Suspected kidnappers, on Sunday, took over the Eruku-Egbe road in Kwara State, firing at vehicles that refused to stop.
The outlaws scared travellers, especially motorists along the route, leaving them with no alternative but to either stop or go on and risk being fired at.
The Commissioner of Police (CP), Adekimi Ojo, told The Guardian Newspaper that a motorist who was shot at, rather than continue his journey, sought refuge at Eruku Police Station till the following day out of fear of being attacked again on the route.
The CP, in a telephone chat with our reporter, while clearing the air on the viral story that the kidnappers seized the route on Monday to unleash terror on motorists, debunked the rumour that it ever happened on Monday.
CP Ojo said: “I am not aware of any crisis on that route today (Monday). What you are referring to was what happened on Sunday at about 4 pm when they (kidnappers) fired at a vehicle and the driver drove straight to the police station in Eruku.”

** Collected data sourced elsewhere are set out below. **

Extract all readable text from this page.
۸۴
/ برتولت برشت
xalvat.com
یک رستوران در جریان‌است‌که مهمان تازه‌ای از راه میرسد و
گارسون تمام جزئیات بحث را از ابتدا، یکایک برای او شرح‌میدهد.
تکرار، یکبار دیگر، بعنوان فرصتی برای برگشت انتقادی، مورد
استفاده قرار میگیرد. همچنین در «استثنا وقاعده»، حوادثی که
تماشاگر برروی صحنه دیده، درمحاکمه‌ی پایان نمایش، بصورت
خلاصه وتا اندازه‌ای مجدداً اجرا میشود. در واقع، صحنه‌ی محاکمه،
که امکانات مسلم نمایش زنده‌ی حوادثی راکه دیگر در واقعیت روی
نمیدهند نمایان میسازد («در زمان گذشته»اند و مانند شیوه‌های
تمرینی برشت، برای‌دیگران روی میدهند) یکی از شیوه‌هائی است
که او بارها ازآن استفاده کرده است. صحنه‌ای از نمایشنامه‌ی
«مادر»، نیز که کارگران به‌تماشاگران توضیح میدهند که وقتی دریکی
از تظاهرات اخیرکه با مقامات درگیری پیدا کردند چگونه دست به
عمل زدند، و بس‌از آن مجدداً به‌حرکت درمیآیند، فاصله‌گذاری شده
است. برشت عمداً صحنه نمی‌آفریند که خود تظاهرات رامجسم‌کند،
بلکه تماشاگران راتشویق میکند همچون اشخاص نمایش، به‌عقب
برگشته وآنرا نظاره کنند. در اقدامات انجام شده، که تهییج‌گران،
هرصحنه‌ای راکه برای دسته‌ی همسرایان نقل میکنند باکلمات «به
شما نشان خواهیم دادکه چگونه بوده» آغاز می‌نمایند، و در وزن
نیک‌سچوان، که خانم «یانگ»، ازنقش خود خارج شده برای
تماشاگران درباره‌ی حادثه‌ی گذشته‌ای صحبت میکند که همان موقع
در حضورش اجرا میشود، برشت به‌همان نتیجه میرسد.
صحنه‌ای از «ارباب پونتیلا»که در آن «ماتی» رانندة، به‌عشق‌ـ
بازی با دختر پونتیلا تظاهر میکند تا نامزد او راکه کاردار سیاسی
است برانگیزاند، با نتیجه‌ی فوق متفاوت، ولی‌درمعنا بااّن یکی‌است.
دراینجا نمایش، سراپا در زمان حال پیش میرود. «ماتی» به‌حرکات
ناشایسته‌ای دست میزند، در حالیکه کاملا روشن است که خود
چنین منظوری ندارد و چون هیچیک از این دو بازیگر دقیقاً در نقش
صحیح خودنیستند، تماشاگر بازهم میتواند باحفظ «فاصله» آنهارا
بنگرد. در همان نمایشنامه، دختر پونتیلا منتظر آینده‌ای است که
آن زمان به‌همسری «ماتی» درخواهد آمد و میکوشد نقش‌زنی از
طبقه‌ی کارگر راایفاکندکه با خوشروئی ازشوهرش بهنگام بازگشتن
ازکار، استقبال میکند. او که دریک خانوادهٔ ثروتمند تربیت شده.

He said, “Certainly, they were kidnappers because their reason for firing is to force the driver to stop so that they could trans-load.
“However, the driver who defied them went to our police station and stayed there till this morning when he left.”
He added that his men had mobilised and had chased the kidnappers away from the entire route.
“There are policemen on that road now, many of them, because the information we had is that those people (kidnappers) came from Ayemoro in Ekiti State. We are still working on the information,” he said.
Last month, troops of the Nigerian Army’s 2 Division and Sector 3, Operation Fasan Yamma, rescued 21 kidnapped victims in a major counter-banditry operation across Kwara and Kogi states.
According to a statement by the Acting Deputy Director, Army Public Relations, 2 Division, Lieutenant Colonel Polycarp Okoye, the operation took place on October 17, 2025, following coordinated offensives by troops of the 12 Brigade, Lokoja, and the 22 Armoured Brigade, Ilorin.
Okoye said the rescued victims included 14 males, four females, an infant, and four Chinese nationals who had been abducted from various locations across the two states. He noted that some of them had been in captivity for more than four months before intensified military operations forced the bandits to release them.
The General Officer Commanding (GOC) 2 Division and Commander, Sector 3, Operation Fasan Yamma, Major General C. R. Nnebeife, said the victims were immediately given first aid and relief materials to aid their recovery from the trauma of their ordeal.